Session 9 is a low budget supernatural thriller about a group of asbestos removal engineers who get a contract to clear out an old insane asylum. The story was written with an actual place in mind, the Danvers State Insane Asylum and it was shot entirely on location here. As such, the building plays as much a part as any of the characters do.

Overall, this isn’t a bad little film. It’s certainly creepy and well played but the story does feel like it’s meandering a bit and doesn’t necessarily deliver the pay-off that it was building up towards. In fact, as much as I hate to admit to wanting what could be a clichéd ending, I do feel that they could have drawn the last act out a bit more and built even more suspense. As it is, it does feel like it ends a bit suddenly.

There’s more to it than that. For some reason it didn’t scare me and I don’t know whether it’s because I was in one of those moods or because it wasn’t that scary. (Okay, I tend not to get scared that easily but there was not even any sense of anticipation or anxiety). If I were to try to pinpoint it, I might suggest the screenplay which was too full of red herrings. It’s an often bemoaned thing but foreshadowing is a useful dramatic tool that can be overused.

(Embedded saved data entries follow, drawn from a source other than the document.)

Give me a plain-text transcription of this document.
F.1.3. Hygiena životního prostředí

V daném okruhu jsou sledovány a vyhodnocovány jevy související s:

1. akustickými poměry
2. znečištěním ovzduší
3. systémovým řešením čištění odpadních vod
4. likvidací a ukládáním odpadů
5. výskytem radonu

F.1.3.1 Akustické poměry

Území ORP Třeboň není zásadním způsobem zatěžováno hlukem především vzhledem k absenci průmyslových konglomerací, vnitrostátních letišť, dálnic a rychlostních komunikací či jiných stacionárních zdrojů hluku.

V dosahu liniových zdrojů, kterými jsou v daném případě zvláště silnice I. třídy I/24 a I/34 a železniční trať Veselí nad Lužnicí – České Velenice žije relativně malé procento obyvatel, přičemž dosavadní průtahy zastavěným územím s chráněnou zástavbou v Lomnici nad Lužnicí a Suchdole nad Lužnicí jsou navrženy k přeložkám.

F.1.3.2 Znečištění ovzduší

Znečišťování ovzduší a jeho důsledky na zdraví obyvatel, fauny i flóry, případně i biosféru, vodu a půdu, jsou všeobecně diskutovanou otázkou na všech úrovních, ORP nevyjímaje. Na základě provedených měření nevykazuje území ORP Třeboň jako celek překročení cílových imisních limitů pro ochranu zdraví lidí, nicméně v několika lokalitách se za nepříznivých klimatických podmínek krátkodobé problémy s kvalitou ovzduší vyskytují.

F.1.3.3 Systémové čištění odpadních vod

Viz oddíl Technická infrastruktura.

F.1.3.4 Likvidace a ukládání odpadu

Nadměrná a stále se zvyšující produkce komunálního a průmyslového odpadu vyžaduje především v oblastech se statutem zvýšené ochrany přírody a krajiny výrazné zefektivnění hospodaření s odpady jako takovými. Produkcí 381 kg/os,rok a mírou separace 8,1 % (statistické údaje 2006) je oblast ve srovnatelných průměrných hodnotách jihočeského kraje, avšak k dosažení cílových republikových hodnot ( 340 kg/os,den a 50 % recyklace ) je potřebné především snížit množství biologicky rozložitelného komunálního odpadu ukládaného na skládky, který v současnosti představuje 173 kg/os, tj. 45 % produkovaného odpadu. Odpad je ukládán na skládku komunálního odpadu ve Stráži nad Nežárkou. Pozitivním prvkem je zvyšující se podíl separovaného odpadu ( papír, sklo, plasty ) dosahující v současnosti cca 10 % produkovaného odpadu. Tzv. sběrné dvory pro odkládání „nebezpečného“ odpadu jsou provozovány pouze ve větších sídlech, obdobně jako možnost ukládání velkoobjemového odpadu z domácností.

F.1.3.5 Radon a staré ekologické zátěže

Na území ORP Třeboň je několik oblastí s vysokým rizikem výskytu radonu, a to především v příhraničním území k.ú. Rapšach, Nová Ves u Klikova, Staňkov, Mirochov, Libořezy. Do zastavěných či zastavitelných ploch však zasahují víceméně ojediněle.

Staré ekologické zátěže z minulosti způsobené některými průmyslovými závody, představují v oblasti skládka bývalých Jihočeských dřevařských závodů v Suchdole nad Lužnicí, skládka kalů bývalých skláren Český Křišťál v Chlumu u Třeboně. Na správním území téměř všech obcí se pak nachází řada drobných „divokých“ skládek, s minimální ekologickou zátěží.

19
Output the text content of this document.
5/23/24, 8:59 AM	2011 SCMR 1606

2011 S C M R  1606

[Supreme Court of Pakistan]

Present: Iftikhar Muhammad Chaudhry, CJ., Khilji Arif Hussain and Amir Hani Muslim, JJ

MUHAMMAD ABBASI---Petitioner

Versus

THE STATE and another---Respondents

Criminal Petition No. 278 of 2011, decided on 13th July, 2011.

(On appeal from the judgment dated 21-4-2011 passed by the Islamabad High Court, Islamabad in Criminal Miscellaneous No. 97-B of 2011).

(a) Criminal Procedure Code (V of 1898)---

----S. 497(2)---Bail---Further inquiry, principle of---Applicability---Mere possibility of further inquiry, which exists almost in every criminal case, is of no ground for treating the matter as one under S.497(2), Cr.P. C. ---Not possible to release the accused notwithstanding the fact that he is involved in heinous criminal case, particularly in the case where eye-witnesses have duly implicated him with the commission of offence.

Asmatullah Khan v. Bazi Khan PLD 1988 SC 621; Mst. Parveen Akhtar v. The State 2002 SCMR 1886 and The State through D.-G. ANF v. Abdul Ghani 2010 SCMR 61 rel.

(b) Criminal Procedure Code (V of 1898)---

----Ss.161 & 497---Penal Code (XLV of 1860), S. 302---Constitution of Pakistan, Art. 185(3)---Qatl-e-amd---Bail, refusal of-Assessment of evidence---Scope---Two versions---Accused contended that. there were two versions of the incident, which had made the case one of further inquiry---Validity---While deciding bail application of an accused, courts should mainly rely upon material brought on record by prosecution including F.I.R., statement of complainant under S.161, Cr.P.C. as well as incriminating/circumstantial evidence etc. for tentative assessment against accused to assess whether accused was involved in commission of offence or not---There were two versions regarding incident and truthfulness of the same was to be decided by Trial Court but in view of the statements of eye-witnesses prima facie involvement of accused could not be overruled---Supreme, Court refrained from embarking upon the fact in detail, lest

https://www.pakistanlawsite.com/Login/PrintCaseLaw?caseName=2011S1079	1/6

It becomes easy in a film to watch for the seemingly random elaboration on some tool, device or skill that will be outstandingly helpful or hindering later (think the scene in What Lies Beneath where Michelle Pfeiffer tries to make a call on her cell phone while going over the bridge early on and Harrison Ford says “Honey! You know you can’t get a signal until you’re half way over the bridge.” You just know that she’s going to be desperately trying to do the same thing in the final act later on and, sure enough, she does!) The problem is that it’s a useful tool and also means that you’re less likely to avoid confusing or pissing off the audience later on with what seems like a random object or skill just turning up conveniently. A film like Shaun of the Dead makes this work very well: we actually see the gun in the Winchester and there’s a discussion about it early on in the film but it flows naturally and a big deal isn’t made out of it. Later on we see the gun in use but it’s done so well that it defies expectation even if we did see it coming.

What Session 9 did was throw a lot of these little random tidbits at you but a lot of them didn’t have a payoff. If you’d asked me before watching it then I’d have said that this was probably a good thing because it misleads an otherwise savvy and expectant audience. However, now I’m of the opinion that as this was wasted script that could have been used to build more of the suspense in the main plot or subplots.

But I also found that the direction needed to be a little more tight and focussed. In a discussion with a friend recently, I suggested that a film like Blair Witch suffered because there was no tension. Rather than lots of cinema verité shaking the camera around with wild abandon, there’s a lot to be said for sticking the camera on a tripod and having a static shot in which something may, or may not, happen. Tension build up? Oh yes. See The Exorcist III for a superlative implementation of this (I’m thinking the scene at night in the asylum.)

There’s one other thing that I found distracting about the film and that was the soundtrack. There was an annoying incidental piece of piano that kept playing and which I found displaced me from immersion in the film because it was so noticeable and so jarring.

However, much kudos for being a film about psychological horrorr rather than cheap shocks, gore and death-by-numbers affair. The two leads, played ably by David Caruso and Peter Mullan (who I’ve been confusing forever with Peter Cullen who did the voice of Optimus Prime in Transformers but is, in fact, a very fine Scottish actor who I’ve raved about before) add much needed gravitas to the film and add just what the film needs to make it a believable drama. It is good story and it is very much a character piece, albeit quite creepy and more than a little unsettling.